Stock markets: The U.S. stock markets saw some volatility in the weeks following Bernanke’s testimony before the Congress. The Cboe VIX, often called the "fear gauge," measures expected volatility in the options markets, and it spiked in June 2013. Major stock indexes such as the S&P 500 and Dow Jones also saw sell-offs, but reversed those losses and ended the year up: 10.74% and 7.73%, respectively, relative to Bernanke’s comments in May.
U.S. dollar and emerging markets: Taking the taper announcement as a cue for tighter monetary policy, the U.S. dollar appreciated sharply. When emerging market economies run trade deficits, they often accrue dollar-denominated foreign debt to cover this deficit. The taper announcement hit them hard on two related accounts: With rising yields in the U.S., financing became harder for emerging markets as investors reallocated their funds to U.S. debt markets; and emerging market currencies depreciated against the dollar, making U.S. goods and services expensive to buy, adding to the balance of payments pressures. The result was stock market turmoil and tighter monetary policies in many emerging markets.
Tale of Two Taperings: 2013 vs. 2021
Many economists and experts didn't expect a repeat of the 2013 taper tantrum in 2021. And they were correct. The foremost reason is that the marketsexpected the taper that began in November 2021, so a knee-jerk reaction as seen in 2013 didn't occur.
The primary reason for that was the Fed's emphasis on communication. Fed Chair Powell, a member of the Board of Governors of the Federal Reserve during the earlier taper, said in March 2021 that the central bank would “supply clear communication” well in advance of the actual tapering.
The emerging markets backlash was also less severe compared to the last time. Economists believe that those countries have improved their external balance sheets and were less vulnerable to shocks they experienced in 2013.
Frequently Asked Questions (FAQs)
How will Fed tapering impact the stock market?
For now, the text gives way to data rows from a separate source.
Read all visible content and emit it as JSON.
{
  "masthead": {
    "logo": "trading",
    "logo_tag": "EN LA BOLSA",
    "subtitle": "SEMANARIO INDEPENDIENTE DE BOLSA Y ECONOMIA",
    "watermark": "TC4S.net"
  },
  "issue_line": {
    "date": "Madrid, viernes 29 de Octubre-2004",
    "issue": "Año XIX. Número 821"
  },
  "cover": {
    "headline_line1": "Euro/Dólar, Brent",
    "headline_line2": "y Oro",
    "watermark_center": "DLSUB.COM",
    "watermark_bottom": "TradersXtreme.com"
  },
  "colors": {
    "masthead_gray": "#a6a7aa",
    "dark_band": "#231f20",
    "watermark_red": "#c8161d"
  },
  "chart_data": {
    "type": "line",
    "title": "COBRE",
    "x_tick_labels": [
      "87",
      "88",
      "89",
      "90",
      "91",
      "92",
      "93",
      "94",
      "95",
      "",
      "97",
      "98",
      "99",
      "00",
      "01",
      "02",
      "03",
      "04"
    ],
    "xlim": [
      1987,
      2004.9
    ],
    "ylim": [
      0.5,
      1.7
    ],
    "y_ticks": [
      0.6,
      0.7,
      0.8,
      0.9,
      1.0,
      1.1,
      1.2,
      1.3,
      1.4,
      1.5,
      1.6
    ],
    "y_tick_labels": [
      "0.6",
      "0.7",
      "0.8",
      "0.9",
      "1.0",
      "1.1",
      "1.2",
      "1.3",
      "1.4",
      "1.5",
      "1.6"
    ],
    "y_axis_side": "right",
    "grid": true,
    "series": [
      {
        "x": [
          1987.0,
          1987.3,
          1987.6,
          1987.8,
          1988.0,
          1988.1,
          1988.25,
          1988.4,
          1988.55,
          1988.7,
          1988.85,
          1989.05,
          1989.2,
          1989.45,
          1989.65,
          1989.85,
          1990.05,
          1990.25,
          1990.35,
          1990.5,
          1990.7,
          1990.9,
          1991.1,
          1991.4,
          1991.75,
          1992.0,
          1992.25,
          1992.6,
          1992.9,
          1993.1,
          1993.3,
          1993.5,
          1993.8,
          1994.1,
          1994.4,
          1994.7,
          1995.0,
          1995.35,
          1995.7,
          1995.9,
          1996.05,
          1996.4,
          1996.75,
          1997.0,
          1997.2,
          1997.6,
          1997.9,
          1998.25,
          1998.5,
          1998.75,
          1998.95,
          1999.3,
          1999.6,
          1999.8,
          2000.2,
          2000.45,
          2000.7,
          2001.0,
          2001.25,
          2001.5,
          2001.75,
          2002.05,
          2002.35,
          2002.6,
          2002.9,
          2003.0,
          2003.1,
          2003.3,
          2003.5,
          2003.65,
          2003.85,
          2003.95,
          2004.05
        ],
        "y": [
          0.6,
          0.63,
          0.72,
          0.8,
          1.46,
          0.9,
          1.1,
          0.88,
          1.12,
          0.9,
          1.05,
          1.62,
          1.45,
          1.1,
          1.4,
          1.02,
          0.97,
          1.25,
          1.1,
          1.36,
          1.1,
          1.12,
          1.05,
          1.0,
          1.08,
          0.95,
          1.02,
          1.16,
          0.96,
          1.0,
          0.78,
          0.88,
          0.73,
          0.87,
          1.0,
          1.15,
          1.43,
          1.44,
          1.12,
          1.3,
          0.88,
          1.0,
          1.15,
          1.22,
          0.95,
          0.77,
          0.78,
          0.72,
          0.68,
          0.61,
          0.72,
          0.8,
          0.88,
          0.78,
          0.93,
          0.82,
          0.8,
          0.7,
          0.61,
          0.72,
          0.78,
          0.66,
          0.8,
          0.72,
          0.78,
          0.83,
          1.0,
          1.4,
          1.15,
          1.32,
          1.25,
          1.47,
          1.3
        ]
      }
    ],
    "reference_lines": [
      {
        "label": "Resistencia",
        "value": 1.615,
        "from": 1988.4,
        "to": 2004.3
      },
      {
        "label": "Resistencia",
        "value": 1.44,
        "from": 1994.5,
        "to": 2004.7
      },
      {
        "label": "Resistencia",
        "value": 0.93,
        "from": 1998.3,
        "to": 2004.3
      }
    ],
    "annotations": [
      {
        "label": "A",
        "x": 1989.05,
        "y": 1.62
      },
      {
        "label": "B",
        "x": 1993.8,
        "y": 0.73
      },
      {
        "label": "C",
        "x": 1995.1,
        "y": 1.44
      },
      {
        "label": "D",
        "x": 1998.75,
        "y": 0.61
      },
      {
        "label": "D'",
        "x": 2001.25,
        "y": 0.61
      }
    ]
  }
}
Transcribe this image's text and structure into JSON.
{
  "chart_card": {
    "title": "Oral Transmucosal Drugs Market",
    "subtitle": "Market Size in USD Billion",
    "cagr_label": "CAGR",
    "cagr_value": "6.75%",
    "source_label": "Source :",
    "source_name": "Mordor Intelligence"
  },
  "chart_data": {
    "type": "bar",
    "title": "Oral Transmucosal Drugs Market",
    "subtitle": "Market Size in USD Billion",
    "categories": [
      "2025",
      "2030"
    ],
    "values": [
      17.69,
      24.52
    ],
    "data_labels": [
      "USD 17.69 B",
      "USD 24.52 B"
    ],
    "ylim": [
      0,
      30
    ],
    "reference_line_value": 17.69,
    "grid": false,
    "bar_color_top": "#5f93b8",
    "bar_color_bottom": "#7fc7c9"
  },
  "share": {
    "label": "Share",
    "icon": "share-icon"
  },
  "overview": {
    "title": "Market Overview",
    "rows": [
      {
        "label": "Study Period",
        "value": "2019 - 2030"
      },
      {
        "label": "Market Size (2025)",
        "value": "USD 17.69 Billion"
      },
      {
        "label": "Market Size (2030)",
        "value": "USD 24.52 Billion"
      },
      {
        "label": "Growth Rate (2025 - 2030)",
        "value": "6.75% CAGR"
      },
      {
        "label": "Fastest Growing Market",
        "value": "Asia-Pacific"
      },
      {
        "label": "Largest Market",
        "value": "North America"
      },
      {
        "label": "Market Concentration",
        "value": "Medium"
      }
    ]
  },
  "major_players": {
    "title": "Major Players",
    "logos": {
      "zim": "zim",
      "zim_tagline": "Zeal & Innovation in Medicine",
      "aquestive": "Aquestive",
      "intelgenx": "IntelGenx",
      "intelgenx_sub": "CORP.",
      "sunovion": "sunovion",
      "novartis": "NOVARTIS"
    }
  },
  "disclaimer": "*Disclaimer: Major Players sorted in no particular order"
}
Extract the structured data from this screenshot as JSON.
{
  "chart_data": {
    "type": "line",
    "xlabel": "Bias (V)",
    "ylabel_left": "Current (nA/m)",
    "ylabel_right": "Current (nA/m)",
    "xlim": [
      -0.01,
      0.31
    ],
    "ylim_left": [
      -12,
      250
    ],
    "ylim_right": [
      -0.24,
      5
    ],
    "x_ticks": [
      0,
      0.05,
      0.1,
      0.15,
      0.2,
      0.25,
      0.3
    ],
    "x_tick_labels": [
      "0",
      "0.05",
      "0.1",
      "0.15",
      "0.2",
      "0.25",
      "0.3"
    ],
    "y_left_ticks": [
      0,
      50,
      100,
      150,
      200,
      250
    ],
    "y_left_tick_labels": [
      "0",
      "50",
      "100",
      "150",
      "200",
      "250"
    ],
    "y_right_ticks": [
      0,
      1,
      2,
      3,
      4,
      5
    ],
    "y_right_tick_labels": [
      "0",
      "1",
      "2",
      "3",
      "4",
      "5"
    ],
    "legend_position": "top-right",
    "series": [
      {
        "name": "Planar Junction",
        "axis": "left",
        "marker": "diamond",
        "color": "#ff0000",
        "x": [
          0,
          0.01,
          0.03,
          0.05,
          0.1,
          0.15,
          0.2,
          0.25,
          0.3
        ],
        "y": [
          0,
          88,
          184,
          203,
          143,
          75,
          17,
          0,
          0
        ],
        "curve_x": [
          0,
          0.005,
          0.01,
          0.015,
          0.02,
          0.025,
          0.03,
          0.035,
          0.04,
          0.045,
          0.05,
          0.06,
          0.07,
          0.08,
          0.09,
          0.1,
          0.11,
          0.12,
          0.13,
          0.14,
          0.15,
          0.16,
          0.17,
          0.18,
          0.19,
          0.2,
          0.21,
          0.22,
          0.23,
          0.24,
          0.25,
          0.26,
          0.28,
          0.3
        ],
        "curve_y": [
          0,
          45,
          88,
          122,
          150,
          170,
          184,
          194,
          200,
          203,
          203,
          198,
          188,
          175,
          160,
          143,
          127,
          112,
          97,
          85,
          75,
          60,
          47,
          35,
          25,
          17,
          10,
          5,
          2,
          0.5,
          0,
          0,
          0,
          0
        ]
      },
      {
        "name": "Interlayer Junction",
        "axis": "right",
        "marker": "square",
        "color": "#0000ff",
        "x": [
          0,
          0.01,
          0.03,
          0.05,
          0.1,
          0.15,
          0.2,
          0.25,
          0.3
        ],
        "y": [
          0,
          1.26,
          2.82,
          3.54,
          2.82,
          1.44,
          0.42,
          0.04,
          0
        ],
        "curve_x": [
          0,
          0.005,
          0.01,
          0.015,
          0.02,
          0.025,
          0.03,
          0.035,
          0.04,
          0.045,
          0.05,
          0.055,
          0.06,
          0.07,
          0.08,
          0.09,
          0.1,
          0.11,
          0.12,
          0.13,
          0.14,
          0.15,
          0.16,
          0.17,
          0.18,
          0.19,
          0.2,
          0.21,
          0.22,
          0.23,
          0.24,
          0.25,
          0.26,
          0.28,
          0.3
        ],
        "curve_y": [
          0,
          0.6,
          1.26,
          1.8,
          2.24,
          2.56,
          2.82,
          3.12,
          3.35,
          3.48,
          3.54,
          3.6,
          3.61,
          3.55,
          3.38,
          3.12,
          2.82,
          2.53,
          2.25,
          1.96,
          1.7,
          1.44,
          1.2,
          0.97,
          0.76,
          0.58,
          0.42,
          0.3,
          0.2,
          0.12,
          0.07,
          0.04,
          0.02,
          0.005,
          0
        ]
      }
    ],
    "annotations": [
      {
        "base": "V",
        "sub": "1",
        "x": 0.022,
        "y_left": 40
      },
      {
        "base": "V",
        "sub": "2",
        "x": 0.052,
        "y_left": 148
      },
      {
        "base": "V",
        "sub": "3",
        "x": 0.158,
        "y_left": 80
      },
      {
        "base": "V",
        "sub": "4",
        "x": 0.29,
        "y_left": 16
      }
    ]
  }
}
Fed tapering introduces uncertainty to the market, a departure from the Fed's steady asset purchases. That uncertainty could be viewed negatively and thus cause put downward pressure on stock prices. However, the Fed would only be expected to taper in response to strong economic conditions, and that means any downward pressure on stock prices would be met with an overall bullish economic environment.
When did the Fed stop tapering?
When the Fed began aggressively buying assets in 2020 to help soften the financial impact of the COVID-19 pandemic, it marked a pause in its tapering of asset purchases. Tapering resumed in November 2021, and the asset-purchase program concluded in March 2022.